Proteins of the kidney microvillar membrane. Asymmetric labelling of the membrane by lactoperoxidase-catalysed radioiodination and by photolysis of 3,5-di[125I]iodo-4-azidobenzenesulphonate

Abstract

Two methods were used to label pig kidney microvillar membrane proteins from the luminal and cytoplasmic surfaces of closed membrane vesicles. The first method was lactoperoxidase-catalysed radioiodination. The enzyme reagents, lactoperoxidase and glucose oxidase, were positioned inside the vesicles before sealing or externally after sealing, iodination being initiated by the subsequent addition of glucose and 125I-. After resolution of the labelled proteins by electrophoresis in the presence of dodecyl sulphate, asymmetric labelling patterns on radioautographs were observed. However, the major disadvantage of this method is the high degree of intramembrane labelling of the fatty acid chains of membrane lipids, a reaction that undermines any conclusions about the location of the label in that region of the protein supposedly exposed at the surface of the membrane. The second method overcame this disadvantage. A new hydrophilic photoreagent, 3,5-di[125I]iodo-4-azidobenzesulphonate, was synthesized via the intermediate, diazotized 3,5-di[125I]iodosulphanilic acid.
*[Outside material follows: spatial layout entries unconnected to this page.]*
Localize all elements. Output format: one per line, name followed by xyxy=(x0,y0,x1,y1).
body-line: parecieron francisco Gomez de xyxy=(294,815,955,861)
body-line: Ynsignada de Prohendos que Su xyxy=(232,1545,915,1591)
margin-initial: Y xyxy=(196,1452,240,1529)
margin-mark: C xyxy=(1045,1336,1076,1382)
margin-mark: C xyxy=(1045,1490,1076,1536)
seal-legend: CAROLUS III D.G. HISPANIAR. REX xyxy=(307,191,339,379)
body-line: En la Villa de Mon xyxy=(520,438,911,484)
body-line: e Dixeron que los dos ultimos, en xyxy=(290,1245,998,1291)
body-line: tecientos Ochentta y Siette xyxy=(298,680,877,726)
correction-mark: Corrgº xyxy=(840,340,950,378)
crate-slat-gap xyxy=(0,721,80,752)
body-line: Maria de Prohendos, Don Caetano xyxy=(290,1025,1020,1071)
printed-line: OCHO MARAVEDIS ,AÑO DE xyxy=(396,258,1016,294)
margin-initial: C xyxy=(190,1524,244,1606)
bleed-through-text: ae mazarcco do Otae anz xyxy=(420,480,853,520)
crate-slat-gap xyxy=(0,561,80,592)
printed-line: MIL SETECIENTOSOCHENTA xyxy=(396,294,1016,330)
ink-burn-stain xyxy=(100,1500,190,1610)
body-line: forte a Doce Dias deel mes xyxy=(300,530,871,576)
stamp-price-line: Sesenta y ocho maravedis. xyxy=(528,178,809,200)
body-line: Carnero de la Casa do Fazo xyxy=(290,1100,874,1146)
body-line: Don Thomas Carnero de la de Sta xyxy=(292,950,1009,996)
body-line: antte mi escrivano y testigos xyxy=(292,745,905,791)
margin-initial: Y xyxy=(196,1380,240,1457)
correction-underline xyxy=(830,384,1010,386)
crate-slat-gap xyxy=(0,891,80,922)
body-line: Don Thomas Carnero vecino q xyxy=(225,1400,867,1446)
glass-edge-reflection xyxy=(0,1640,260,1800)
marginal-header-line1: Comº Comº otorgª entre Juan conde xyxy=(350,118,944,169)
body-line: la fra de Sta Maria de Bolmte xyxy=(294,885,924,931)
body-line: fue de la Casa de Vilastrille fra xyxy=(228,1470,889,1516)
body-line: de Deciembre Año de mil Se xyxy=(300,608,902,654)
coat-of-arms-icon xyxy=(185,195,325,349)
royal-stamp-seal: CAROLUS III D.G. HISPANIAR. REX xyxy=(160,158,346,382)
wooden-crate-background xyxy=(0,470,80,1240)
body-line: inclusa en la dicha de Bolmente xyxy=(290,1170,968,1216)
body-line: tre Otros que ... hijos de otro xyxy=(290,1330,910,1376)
It was transported by a Na+-dependent system into microvillar vesicles, thus permitting labelling from either side of the membrane when the vesicles were photolysed. The labelling of membrane lipids was less than with the first method and was essentially confined to the polar headgroups. The activity of several microvillar peptidases survived the labelling reaction and they could be identified in the immunoprecipitates after resolution of the detergent-solubilized membrane proteins by crossed-immunoelectrophoresis. Treatment with papain converted the detergent-solubilized form of susceptible enzymes into the proteinase-solubilized form, which lacked the intramembrane domain and any portion exposed at the cytoplasmic surface. Radioautography established that aminopeptidases M and A, dipeptidyl peptidase IV and neutral endopeptidase were transmembrane proteins. This novel approach to the investigation of membrane topology may be applicable to other complex membranes.